The lighthouse is located in Cape Tahkuna which is the northernmost tip of Hiiumaa island. It was erected in 1875 to warn nearby ships of the closeness of land and the dangerously shallow waters. The lighthouse was designed by British Alexander Gordon. It was bought from the world exhibition of Paris in 1871 by the then Russian tzar. It’s actually made of cast iron and the parts were shipped from Paris. They say that the same company that was commissioned to make the Eiffel Tower was used, so you could say the two are cousins!
When the lighthouse was built, I understood that there were no stairs! Things and people were hoisted up by a special “lift”.
The lighthouse can be seen 33 km away. It’s the tallest lighthouse in Estonia at 42,6 meters high. There’s an interesting story to be told here (I am sure there are many, as Estonian history is pretty eventful). Soviet military history claims that the Red Army had a vicious battle the Germans at the base of the lighthouse during WW II. The last Soviet man standing rushed to the top of the lighthouse and fired away at the Germans when simultaneously flinging himself down from the heights. Believe it if you may.

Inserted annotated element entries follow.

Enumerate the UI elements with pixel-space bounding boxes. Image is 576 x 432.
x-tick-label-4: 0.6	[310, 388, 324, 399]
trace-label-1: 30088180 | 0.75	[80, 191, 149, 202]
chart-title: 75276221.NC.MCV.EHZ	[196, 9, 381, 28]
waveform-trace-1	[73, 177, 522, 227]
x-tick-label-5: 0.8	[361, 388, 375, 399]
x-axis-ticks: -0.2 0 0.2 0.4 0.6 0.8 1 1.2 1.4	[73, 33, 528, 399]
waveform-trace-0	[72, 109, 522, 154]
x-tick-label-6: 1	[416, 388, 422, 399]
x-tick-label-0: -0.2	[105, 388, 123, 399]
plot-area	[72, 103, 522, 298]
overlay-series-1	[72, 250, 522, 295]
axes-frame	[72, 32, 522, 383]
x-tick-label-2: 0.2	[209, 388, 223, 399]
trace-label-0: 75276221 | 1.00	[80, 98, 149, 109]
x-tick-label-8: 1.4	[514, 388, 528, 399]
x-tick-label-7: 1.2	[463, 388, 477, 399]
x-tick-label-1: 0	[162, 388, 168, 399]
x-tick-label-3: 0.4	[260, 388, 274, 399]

The tip of the cape as seen from above.
I love looking down from lighthouses.
Someone has a great looking garden with salads and other produce.
If you feel like having a snack, there’s a small cafe at the base of the lighthouse.
Before going to see the other sight nearby, you might want to take a look at the old lantern room lying around on the yard.
It’s very beautiful in Hiiumaa. I was so happy to be able to wear my shorts as it was quite a warm day.
A bit further on, by the shoreline, you can find a memorial to the victims who perished in the Estonia ferry tragedy on the Baltic Sea. Over 800 people lost their lives on a September night in 1994 when the ferry sunk in a matter of minutes.
The memorial is 12 meters high and there’s a bell. The structure is actually crooked which doesn’t show in my photos. It is to remind you of the last moments of the ferry which were horriffic.
The bell is quite unusual. There are faces of children facing North, South, East and West. it only rings when the wind blows with the same force and in the same direction as the night when the Estonia went down. There are many memorials to the Estonia in the country but this one is especially dedicated to the children who lost their lives – no-one under 12 survived.
A touching visit indeed. If you are interested in doing some reading on what exactly happened, you can take a look on Wikipedia for the account.